Vuelvo a la tercera sala. La llegada de León fue muy celebrada; los padres de Adriana, sorprendidos, aseguraron que así es como se habría llamado su hija de haber nacido varón. En un momento, habíamos formado un grupo de nuevos amigos con dos niños, dos matrimonios y un lector.

León, con su melenita de ídem, es un niño muy listo. No llegué a preguntarle, pero debía de tener entre dos y tres años. Le propuse que nos acercáramos juntos al carrito para buscar algún libro de animales en el que, con suerte, podría salir algún león; pero, después de mirar un poco, no vimos ninguno. Entonces él, desde un lado del carro, me dijo: «Mira, aquí sale un león, veo la cola». Y, ciertamente:

… tal y como él lo veía desde el lateral del carrito, bien podía ser un león.

Por suerte, no se decepcionó al ver que era una vaca; cogimos ese álbum y varios de la serie de Poussier sobre Leo, y nos dispusimos a leer. Antes avisé a Julia, que, ya seducida por los libros que le había dejado un rato antes, se unió al grupo. De este modo, Julia, Adriana, León y yo comenzamos a leer La piscina; sus padres y madres miraban atentos y se relajaban.

Al tiempo de acabar el libro llegó una hornada de niños recién salidos de diversos percances y enfermedades: Josué, muy independiente, se fue directo al carrito, cogió los Cuentos silenciosos y se sentó a leer; lo mismo hizo otro niño del que no llegamos a saber el nombre, que se había doblado una mano jugando al fútbol de portero pero sujetaba Pequeño Azul y Pequeño Amarillo con la otra; ambos leían con sus padres. También llegó en ese momento María, que se pasó un buen rato leyendo con nuestra compañera Cristina, que ya se había despedido del chico francés.

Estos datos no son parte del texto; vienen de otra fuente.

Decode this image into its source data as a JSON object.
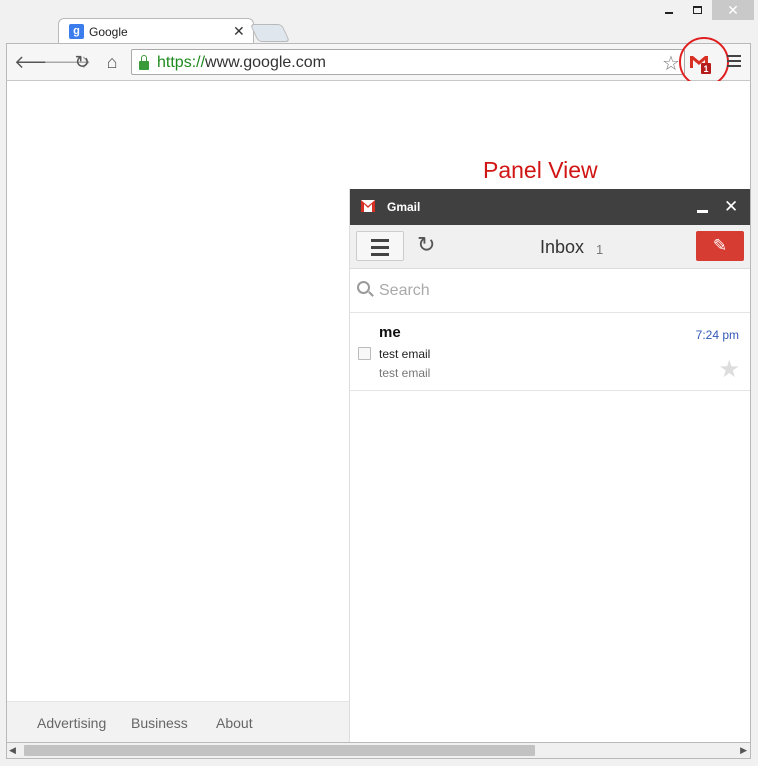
{
  "browser": {
    "tab_title": "Google",
    "url_scheme": "https://",
    "url_host": "www.google.com",
    "extension_badge": "1"
  },
  "annotation": "Panel View",
  "panel": {
    "title": "Gmail",
    "inbox_label": "Inbox",
    "inbox_count": "1",
    "search_placeholder": "Search",
    "messages": [
      {
        "from": "me",
        "time": "7:24 pm",
        "subject": "test email",
        "snippet": "test email"
      }
    ]
  },
  "footer": {
    "links": [
      "Advertising",
      "Business",
      "About"
    ]
  },
  "colors": {
    "annotation": "#d01515",
    "panel_titlebar": "#404040",
    "compose": "#d73c32",
    "time": "#3358b6"
  }
}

Yo estaba en el grupo que ahora lideraba Adriana, que, en su condición de veterana de la tarde, iba explicando a los demás el trayecto de la pequeña oruga glotona a través de los agujeritos de las páginas. ¡Qué maravilla!


Hubo aún algunos niños más, y otras tantas historias. Los padres de Julia nos dejaron a su hermana mayor, Claudia, de cuatro años, mientras ellos entraban a consulta. Bueno, no a nosotros, sino al monstruo que se comió la oscuridad, con el que estaba hipnotizada.

Un poco antes de acabarse el tiempo de nuestras lecturas, los padres de Adriana se habían despedido de nosotros así: «Qué habría sido de nosotros esta tarde de no ser por los libros; hacéis que una tarde en el hospital se convierta en algo memorable; enhorabuena».